A Long Term Conditions Think Tank, involving primary and secondary care doctors, nurses, allied health and social workers, management and the non-government organisation sector, is also meeting to discuss more effective, co-ordinated care options.
These aren’t simple issues. But the fact that Hutt Valley DHB is the first in the country to appoint a GP to report directly to its chief executive on improved primary/secondary liaison shows the problem is being taken seriously here, Dr Fitzmaurice says.
“I think if you improve communication between primary and secondary, we’re 90 per cent of the way there.”

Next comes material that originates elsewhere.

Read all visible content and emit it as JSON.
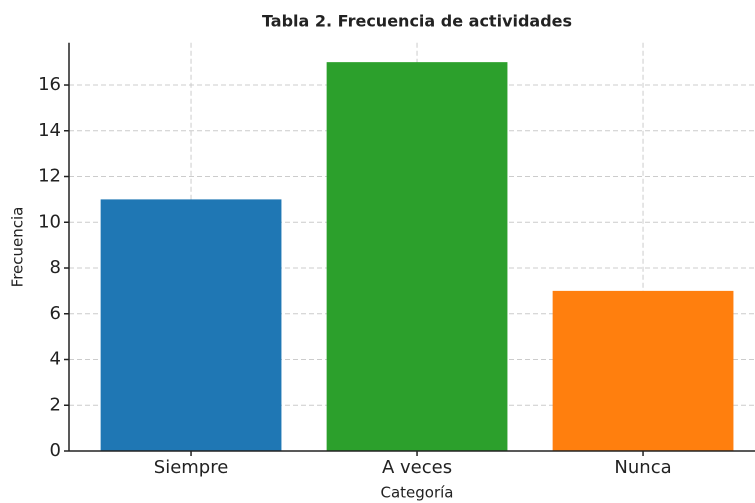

Finding it hard to get a GP in the Hutt Valley?
NZ Doctor notes that doctors and nurses in general practice average 50 years of age
At least 3000 patients are without a Doctor in the Hutt Valley
The Medical Council’s 2006 workforce survey, showing low GP coverage in areas such as Hutt Valley, where the DHB estimates 3000 people are not enrolled in a general practice.
Compared with the survey’s average of 73 full-time equivalent GPs per 100,000 people in 2006, Hutt Valley had only 60.
Hutt Valley DHB is working on a recruitment pilot scheme among other possible solutions to its GP shortage. That’s encouraging but the more immediate difficulty is a lack of locums that is depriving GPs of time off. Local MP Chris Hipkins also shows concern on this matter last year before election.
The current situation is still highly unsatisfactory, and as Winter approaches the difficulty continues for many Hutt Valley recent arrivals. Given the survey was undertaken in 2006, one wonders as to the current shortage, which I’m sure to hear in mainstream media as the winter deepens.